At this crucial IFLA World Council meeting and congress we have declared a Climate and Biodiversity Emergency on behalf of the profession of landscape architecture worldwide. Most importantly, we have re-asserted the values on which our profession was founded. 

As we have seen through the presentations at this congress, landscape architects have all the skills, beliefs and passion to not only make a difference but to be the leaders in land management and city making. 

This is the decade of landscape architecture. It is up to all you here to take up this call to arms – please return to your practices, universities and associations and become activists. The world depends on you. 
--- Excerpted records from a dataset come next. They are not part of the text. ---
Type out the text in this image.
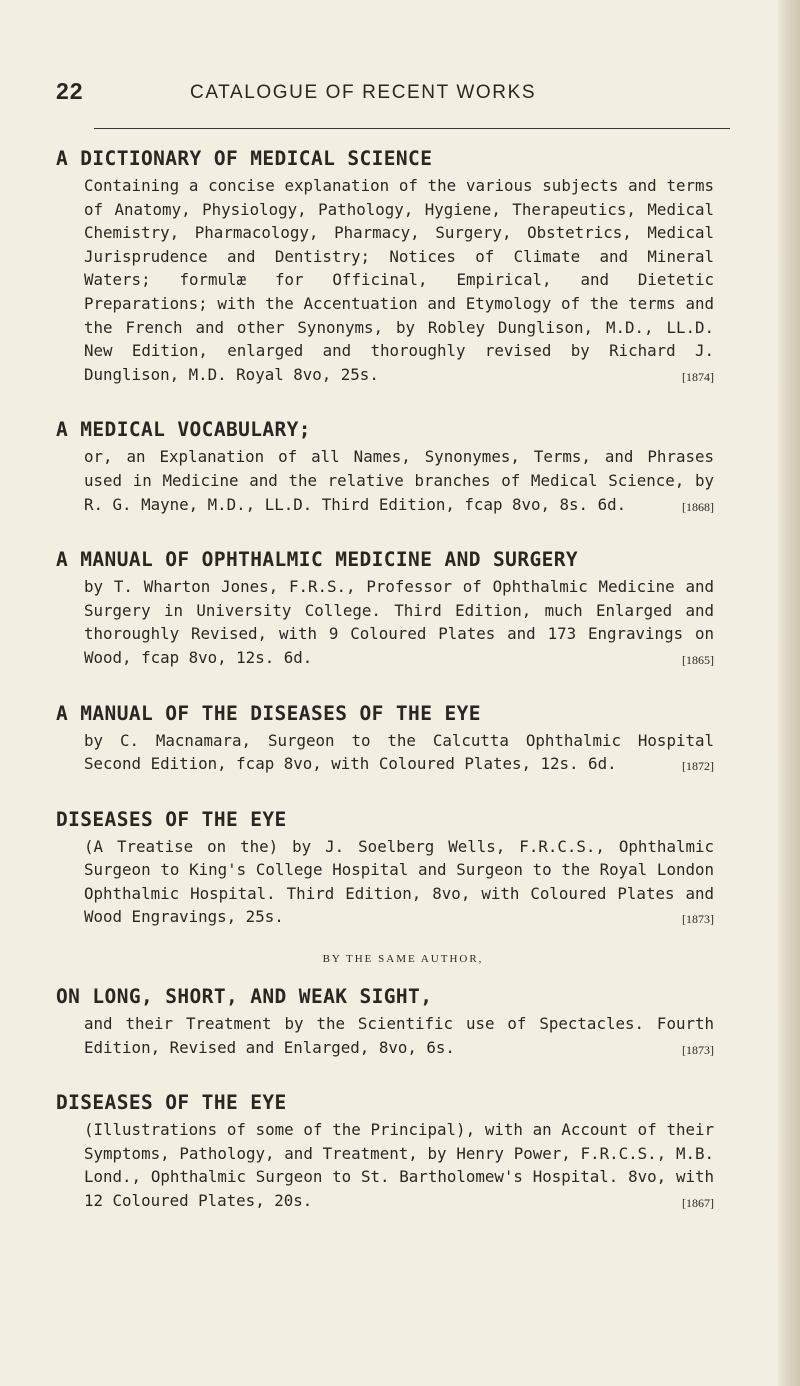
22	CATALOGUE OF RECENT WORKS
A DICTIONARY OF MEDICAL SCIENCE
Containing a concise explanation of the various subjects and terms of Anatomy, Physiology, Pathology, Hygiene, Therapeutics, Medical Chemistry, Pharmacology, Pharmacy, Surgery, Obstetrics, Medical Jurisprudence and Dentistry; Notices of Climate and Mineral Waters; formulæ for Officinal, Empirical, and Dietetic Preparations; with the Accentuation and Etymology of the terms and the French and other Synonyms, by Robley Dunglison, M.D., LL.D. New Edition, enlarged and thoroughly revised by Richard J. Dunglison, M.D. Royal 8vo, 25s.	[1874]
A MEDICAL VOCABULARY;
or, an Explanation of all Names, Synonymes, Terms, and Phrases used in Medicine and the relative branches of Medical Science, by R. G. Mayne, M.D., LL.D. Third Edition, fcap 8vo, 8s. 6d.	[1868]
A MANUAL OF OPHTHALMIC MEDICINE AND SURGERY
by T. Wharton Jones, F.R.S., Professor of Ophthalmic Medicine and Surgery in University College. Third Edition, much Enlarged and thoroughly Revised, with 9 Coloured Plates and 173 Engravings on Wood, fcap 8vo, 12s. 6d.	[1865]
A MANUAL OF THE DISEASES OF THE EYE
by C. Macnamara, Surgeon to the Calcutta Ophthalmic Hospital Second Edition, fcap 8vo, with Coloured Plates, 12s. 6d.	[1872]
DISEASES OF THE EYE
(A Treatise on the) by J. Soelberg Wells, F.R.C.S., Ophthalmic Surgeon to King's College Hospital and Surgeon to the Royal London Ophthalmic Hospital. Third Edition, 8vo, with Coloured Plates and Wood Engravings, 25s.	[1873]
BY THE SAME AUTHOR,
ON LONG, SHORT, AND WEAK SIGHT,
and their Treatment by the Scientific use of Spectacles. Fourth Edition, Revised and Enlarged, 8vo, 6s.	[1873]
DISEASES OF THE EYE
(Illustrations of some of the Principal), with an Account of their Symptoms, Pathology, and Treatment, by Henry Power, F.R.C.S., M.B. Lond., Ophthalmic Surgeon to St. Bartholomew's Hospital. 8vo, with 12 Coloured Plates, 20s.	[1867]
How can IFLA support you in these intentions? 

This congress has shown us how. Use the networks you have established to think globally – you are not acting alone. Then act locally 

IFLA can do nothing more important than to connect people and ideas. We will liaise on your behalf with the UN, UNESCO, ICOMOS UN Habitat, WFO, WHO and the many other representative and professional bodies having an influence at the global level. We will be advocates on your behalf. 

We will also outline policies that effect our environment globally. We will advocate for climate action 

, food security and agriculture, health and well-being, community participation in design, the involvement of indigenous cultures and heritage. Our IFLA working group on climate change – led by our 2019 IFLA Presidential Medalist Dr Colleen Mercer-Clarke – has prepared a detailed action plan on climate mitigation and adaptation. 

The profession of landscape architecture is changing very rapidly. New priorities and opportunities are emerging. We do not want to restrict or channel practice to only what we currently know and do. 

Landscape architecture is recognized by the International Labour Organization as a profession. This is very important – we do not need to argue our existence. 

Over the next 12 months IFLA is rewriting the definition of landscape architecture for the ILO. This is a seminal opportunity to embed the contemporary values of landscape architecture into an expanded definition of our profession. 

Finally, thank you to the NLA president for his leadership and energy in realizing this congress. To his team – Anita, Marit, Yngvar, Karsten and many others, to the Landscape Institute for partnering in the congress session, thank you for making this an important milestone for our profession. 

And, most importantly, thanks to you all for attending. Take your new knowledge, networks and passion to make our globe a better place. You as landscape architects can, and must, make a difference.